If X and Y are two iid random variables, why $E[X|X+2Y] = E[Y|X + 2Y]$?

Question

If X and Y are two iid random variables, why $E[X|X+2Y] = E[Y|X + 2Y]$?

I can see that $E[X|X+Y] = E[Y|X + Y]$, but if there is a coefficient, why it's true?

Answer 1

Who told you that? It's wrong.

Take for instance $X,Y\in\{0,1\}$. The map $(x,y)\in\{0,1\}\times\{0,1\}\mapsto x+2y\in\{0,1,2,3\}$ being a bijection, we have $\sigma(X+2Y)=\sigma(X,Y)$, hence $\mathbb E[X\vert X+2Y]=X$ and $\mathbb E[Y\vert X+2Y]=Y$.

Answer 2

Here is another counter-example.

Let $X, Y \sim \mathcal{N}(0, 1)$ be i.i.d. standard normal variables. Since $X+2Y$ and $2X-Y$ are jointly normal and uncorrelated, they are independent.

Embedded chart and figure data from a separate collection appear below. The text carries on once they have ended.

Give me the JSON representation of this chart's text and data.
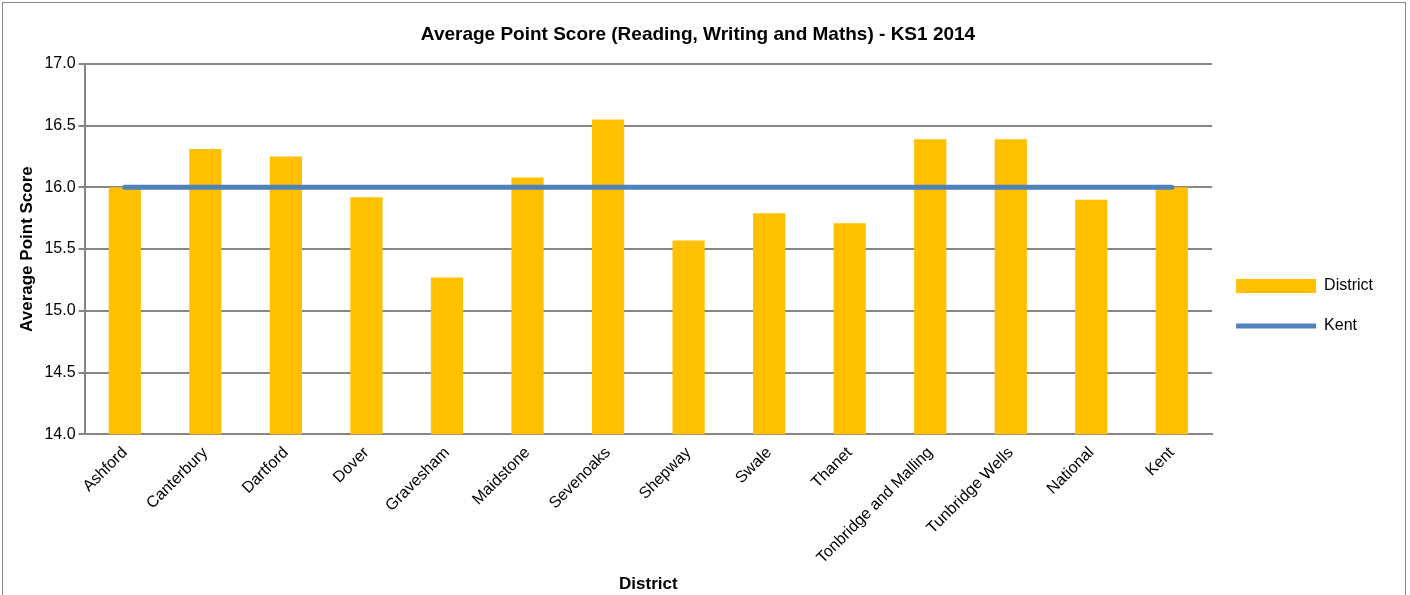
{
  "chart_data": {
    "type": "bar",
    "title": "Average Point Score (Reading, Writing and Maths) - KS1 2014",
    "xlabel": "District",
    "ylabel": "Average Point Score",
    "categories": [
      "Ashford",
      "Canterbury",
      "Dartford",
      "Dover",
      "Gravesham",
      "Maidstone",
      "Sevenoaks",
      "Shepway",
      "Swale",
      "Thanet",
      "Tonbridge and Malling",
      "Tunbridge Wells",
      "National",
      "Kent"
    ],
    "series": [
      {
        "name": "District",
        "color": "#ffc000",
        "values": [
          16.0,
          16.31,
          16.25,
          15.92,
          15.27,
          16.08,
          16.55,
          15.57,
          15.79,
          15.71,
          16.39,
          16.39,
          15.9,
          16.0
        ]
      },
      {
        "name": "Kent",
        "type": "line",
        "color": "#4f81bd",
        "values": [
          16.0,
          16.0,
          16.0,
          16.0,
          16.0,
          16.0,
          16.0,
          16.0,
          16.0,
          16.0,
          16.0,
          16.0,
          16.0,
          16.0
        ]
      }
    ],
    "ylim": [
      14,
      17
    ],
    "yticks": [
      {
        "value": 14,
        "label": "14.0"
      },
      {
        "value": 14.5,
        "label": "14.5"
      },
      {
        "value": 15,
        "label": "15.0"
      },
      {
        "value": 15.5,
        "label": "15.5"
      },
      {
        "value": 16,
        "label": "16.0"
      },
      {
        "value": 16.5,
        "label": "16.5"
      },
      {
        "value": 17,
        "label": "17.0"
      }
    ],
    "grid": "y",
    "legend": "right",
    "marker": "none"
  }
}
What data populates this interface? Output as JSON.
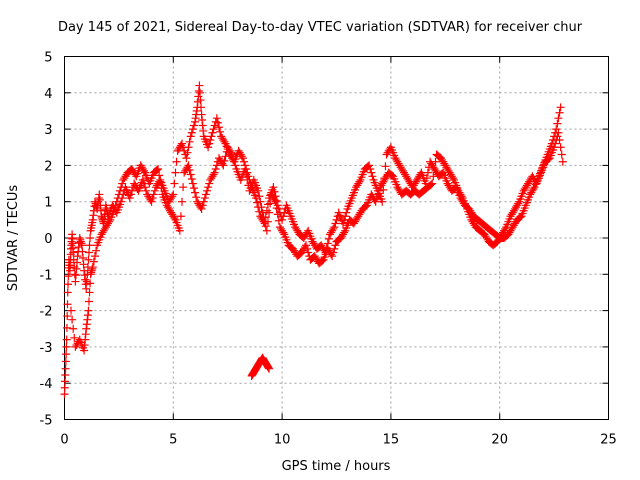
{
  "chart_data": {
    "type": "scatter",
    "title": "Day 145 of 2021, Sidereal Day-to-day VTEC variation (SDTVAR) for receiver chur",
    "xlabel": "GPS time / hours",
    "ylabel": "SDTVAR / TECUs",
    "xlim": [
      0,
      25
    ],
    "ylim": [
      -5,
      5
    ],
    "xticks": [
      0,
      5,
      10,
      15,
      20,
      25
    ],
    "yticks": [
      -5,
      -4,
      -3,
      -2,
      -1,
      0,
      1,
      2,
      3,
      4,
      5
    ],
    "grid": true,
    "marker": "+",
    "color": "#ff0000",
    "series": [
      {
        "name": "SDTVAR",
        "points": [
          [
            0.0,
            -4.3
          ],
          [
            0.05,
            -3.6
          ],
          [
            0.1,
            -2.8
          ],
          [
            0.15,
            -1.5
          ],
          [
            0.2,
            -0.6
          ],
          [
            0.25,
            -0.9
          ],
          [
            0.3,
            -0.3
          ],
          [
            0.35,
            0.1
          ],
          [
            0.4,
            -0.4
          ],
          [
            0.5,
            -1.2
          ],
          [
            0.6,
            -0.5
          ],
          [
            0.7,
            0.0
          ],
          [
            0.8,
            -0.2
          ],
          [
            0.9,
            -0.9
          ],
          [
            1.0,
            -1.4
          ],
          [
            1.1,
            -0.6
          ],
          [
            1.2,
            0.2
          ],
          [
            1.3,
            0.5
          ],
          [
            1.4,
            1.0
          ],
          [
            1.5,
            0.8
          ],
          [
            1.6,
            1.2
          ],
          [
            1.7,
            0.6
          ],
          [
            1.8,
            0.4
          ],
          [
            1.9,
            0.9
          ],
          [
            2.0,
            0.6
          ],
          [
            2.2,
            0.9
          ],
          [
            2.4,
            0.7
          ],
          [
            2.6,
            1.0
          ],
          [
            2.8,
            1.4
          ],
          [
            3.0,
            1.1
          ],
          [
            3.2,
            1.5
          ],
          [
            3.4,
            1.3
          ],
          [
            3.6,
            1.6
          ],
          [
            3.8,
            1.2
          ],
          [
            4.0,
            1.0
          ],
          [
            4.2,
            1.4
          ],
          [
            4.4,
            1.6
          ],
          [
            4.6,
            1.3
          ],
          [
            4.8,
            1.0
          ],
          [
            5.0,
            1.2
          ],
          [
            5.2,
            2.4
          ],
          [
            5.4,
            2.6
          ],
          [
            5.6,
            2.2
          ],
          [
            5.8,
            2.8
          ],
          [
            6.0,
            3.2
          ],
          [
            6.1,
            3.6
          ],
          [
            6.2,
            4.2
          ],
          [
            6.3,
            3.4
          ],
          [
            6.4,
            2.8
          ],
          [
            6.6,
            2.5
          ],
          [
            6.8,
            2.9
          ],
          [
            7.0,
            3.3
          ],
          [
            7.2,
            2.8
          ],
          [
            7.4,
            2.6
          ],
          [
            7.6,
            2.3
          ],
          [
            7.8,
            2.1
          ],
          [
            8.0,
            2.4
          ],
          [
            8.2,
            2.2
          ],
          [
            8.4,
            1.8
          ],
          [
            8.6,
            1.4
          ],
          [
            8.8,
            1.1
          ],
          [
            9.0,
            0.6
          ],
          [
            9.2,
            0.4
          ],
          [
            9.4,
            1.1
          ],
          [
            9.6,
            1.4
          ],
          [
            9.8,
            0.9
          ],
          [
            10.0,
            0.5
          ],
          [
            10.2,
            0.9
          ],
          [
            10.4,
            0.6
          ],
          [
            10.6,
            0.3
          ],
          [
            10.8,
            0.1
          ],
          [
            11.0,
            0.0
          ],
          [
            11.2,
            0.2
          ],
          [
            11.4,
            -0.1
          ],
          [
            11.6,
            -0.3
          ],
          [
            11.8,
            -0.2
          ],
          [
            12.0,
            -0.4
          ],
          [
            12.2,
            0.1
          ],
          [
            12.4,
            0.3
          ],
          [
            12.6,
            0.7
          ],
          [
            12.8,
            0.4
          ],
          [
            13.0,
            0.8
          ],
          [
            13.2,
            1.1
          ],
          [
            13.4,
            1.4
          ],
          [
            13.6,
            1.6
          ],
          [
            13.8,
            1.9
          ],
          [
            14.0,
            2.0
          ],
          [
            14.2,
            1.6
          ],
          [
            14.4,
            1.3
          ],
          [
            14.6,
            1.0
          ],
          [
            14.8,
            2.3
          ],
          [
            15.0,
            2.5
          ],
          [
            15.2,
            2.2
          ],
          [
            15.4,
            2.0
          ],
          [
            15.6,
            1.8
          ],
          [
            15.8,
            1.6
          ],
          [
            16.0,
            1.4
          ],
          [
            16.2,
            1.6
          ],
          [
            16.4,
            1.8
          ],
          [
            16.6,
            1.5
          ],
          [
            16.8,
            2.1
          ],
          [
            17.0,
            1.9
          ],
          [
            17.2,
            1.7
          ],
          [
            17.4,
            1.8
          ],
          [
            17.6,
            1.5
          ],
          [
            17.8,
            1.3
          ],
          [
            18.0,
            1.4
          ],
          [
            18.2,
            1.1
          ],
          [
            18.4,
            0.9
          ],
          [
            18.6,
            0.8
          ],
          [
            18.8,
            0.6
          ],
          [
            19.0,
            0.5
          ],
          [
            19.2,
            0.4
          ],
          [
            19.4,
            0.3
          ],
          [
            19.6,
            0.2
          ],
          [
            19.8,
            0.1
          ],
          [
            20.0,
            0.0
          ],
          [
            20.2,
            0.0
          ],
          [
            20.4,
            0.1
          ],
          [
            20.6,
            0.3
          ],
          [
            20.8,
            0.5
          ],
          [
            21.0,
            0.6
          ],
          [
            21.2,
            0.9
          ],
          [
            21.4,
            1.2
          ],
          [
            21.6,
            1.4
          ],
          [
            21.8,
            1.7
          ],
          [
            22.0,
            2.0
          ],
          [
            22.2,
            2.3
          ],
          [
            22.4,
            2.6
          ],
          [
            22.6,
            3.0
          ],
          [
            22.8,
            3.6
          ],
          [
            0.3,
            -2.0
          ],
          [
            0.5,
            -3.0
          ],
          [
            0.7,
            -2.8
          ],
          [
            0.9,
            -3.1
          ],
          [
            1.0,
            -2.5
          ],
          [
            1.1,
            -2.0
          ],
          [
            1.2,
            -1.0
          ],
          [
            1.3,
            -0.8
          ],
          [
            1.5,
            -0.2
          ],
          [
            1.7,
            0.1
          ],
          [
            1.9,
            0.3
          ],
          [
            2.1,
            0.5
          ],
          [
            2.3,
            0.8
          ],
          [
            2.5,
            1.2
          ],
          [
            2.7,
            1.6
          ],
          [
            2.9,
            1.8
          ],
          [
            3.1,
            1.9
          ],
          [
            3.3,
            1.7
          ],
          [
            3.5,
            2.0
          ],
          [
            3.7,
            1.8
          ],
          [
            3.9,
            1.5
          ],
          [
            4.1,
            1.8
          ],
          [
            4.3,
            1.9
          ],
          [
            4.5,
            1.2
          ],
          [
            4.7,
            0.9
          ],
          [
            4.9,
            0.7
          ],
          [
            5.1,
            0.5
          ],
          [
            5.3,
            0.2
          ],
          [
            5.5,
            1.8
          ],
          [
            5.7,
            2.0
          ],
          [
            5.9,
            1.5
          ],
          [
            6.1,
            1.0
          ],
          [
            6.3,
            0.8
          ],
          [
            6.5,
            1.2
          ],
          [
            6.7,
            1.6
          ],
          [
            6.9,
            1.8
          ],
          [
            7.1,
            2.2
          ],
          [
            7.3,
            2.0
          ],
          [
            7.5,
            2.5
          ],
          [
            7.7,
            2.3
          ],
          [
            7.9,
            1.9
          ],
          [
            8.1,
            1.6
          ],
          [
            8.3,
            1.9
          ],
          [
            8.5,
            1.3
          ],
          [
            8.7,
            1.6
          ],
          [
            8.9,
            1.3
          ],
          [
            9.1,
            0.7
          ],
          [
            9.3,
            0.2
          ],
          [
            9.5,
            1.2
          ],
          [
            9.7,
            1.0
          ],
          [
            9.9,
            0.3
          ],
          [
            10.1,
            0.1
          ],
          [
            10.3,
            -0.2
          ],
          [
            10.5,
            -0.3
          ],
          [
            10.7,
            -0.5
          ],
          [
            10.9,
            -0.4
          ],
          [
            11.1,
            -0.2
          ],
          [
            11.3,
            -0.6
          ],
          [
            11.5,
            -0.5
          ],
          [
            11.7,
            -0.7
          ],
          [
            11.9,
            -0.6
          ],
          [
            12.1,
            -0.3
          ],
          [
            12.3,
            -0.5
          ],
          [
            12.5,
            -0.1
          ],
          [
            12.7,
            0.0
          ],
          [
            12.9,
            0.2
          ],
          [
            13.1,
            0.5
          ],
          [
            13.3,
            0.4
          ],
          [
            13.5,
            0.6
          ],
          [
            13.7,
            0.8
          ],
          [
            13.9,
            0.9
          ],
          [
            14.1,
            1.2
          ],
          [
            14.3,
            1.0
          ],
          [
            14.5,
            1.4
          ],
          [
            14.7,
            1.6
          ],
          [
            14.9,
            1.8
          ],
          [
            15.1,
            1.7
          ],
          [
            15.3,
            1.4
          ],
          [
            15.5,
            1.2
          ],
          [
            15.7,
            1.3
          ],
          [
            15.9,
            1.2
          ],
          [
            16.1,
            1.3
          ],
          [
            16.3,
            1.2
          ],
          [
            16.5,
            1.3
          ],
          [
            16.7,
            1.4
          ],
          [
            16.9,
            1.5
          ],
          [
            17.1,
            2.3
          ],
          [
            17.3,
            2.2
          ],
          [
            17.5,
            2.0
          ],
          [
            17.7,
            1.8
          ],
          [
            17.9,
            1.6
          ],
          [
            18.1,
            1.3
          ],
          [
            18.3,
            1.1
          ],
          [
            18.5,
            0.8
          ],
          [
            18.7,
            0.5
          ],
          [
            18.9,
            0.3
          ],
          [
            19.1,
            0.2
          ],
          [
            19.3,
            0.1
          ],
          [
            19.5,
            -0.1
          ],
          [
            19.7,
            -0.2
          ],
          [
            19.9,
            -0.1
          ],
          [
            20.1,
            0.1
          ],
          [
            20.3,
            0.3
          ],
          [
            20.5,
            0.6
          ],
          [
            20.7,
            0.8
          ],
          [
            20.9,
            1.0
          ],
          [
            21.1,
            1.3
          ],
          [
            21.3,
            1.5
          ],
          [
            21.5,
            1.7
          ],
          [
            21.7,
            1.5
          ],
          [
            21.9,
            1.8
          ],
          [
            22.1,
            2.1
          ],
          [
            22.3,
            2.2
          ],
          [
            22.5,
            2.5
          ],
          [
            22.7,
            2.9
          ],
          [
            22.9,
            2.1
          ],
          [
            8.6,
            -3.8
          ],
          [
            8.7,
            -3.7
          ],
          [
            8.8,
            -3.6
          ],
          [
            8.9,
            -3.5
          ],
          [
            9.0,
            -3.4
          ],
          [
            9.1,
            -3.3
          ],
          [
            9.2,
            -3.4
          ],
          [
            9.3,
            -3.5
          ],
          [
            9.4,
            -3.6
          ]
        ]
      }
    ]
  }
}
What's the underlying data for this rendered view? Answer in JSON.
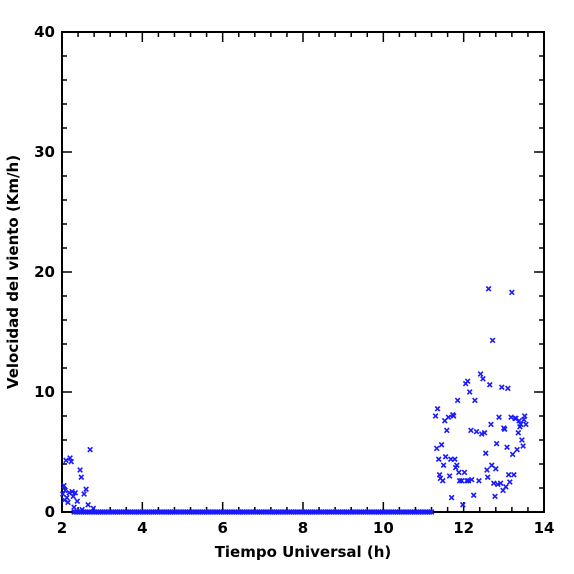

This means that

\begin{align*} \mathbf{E}[X+2Y \mid X+2Y] &= X+2Y, \\ \mathbf{E}[2X-Y \mid X+2Y] &= \mathbf{E}[2X-Y] = 0. \end{align*}

Solving this for $\mathbf{E}[X \mid X+2Y]$ and $\mathbf{E}[Y \mid X+2Y]$, we get

$$ \mathbf{E}[X \mid X+2Y] = \frac{X+2Y}{5}, \qquad \mathbf{E}[Y \mid X+2Y] = \frac{2(X+2Y)}{5}. $$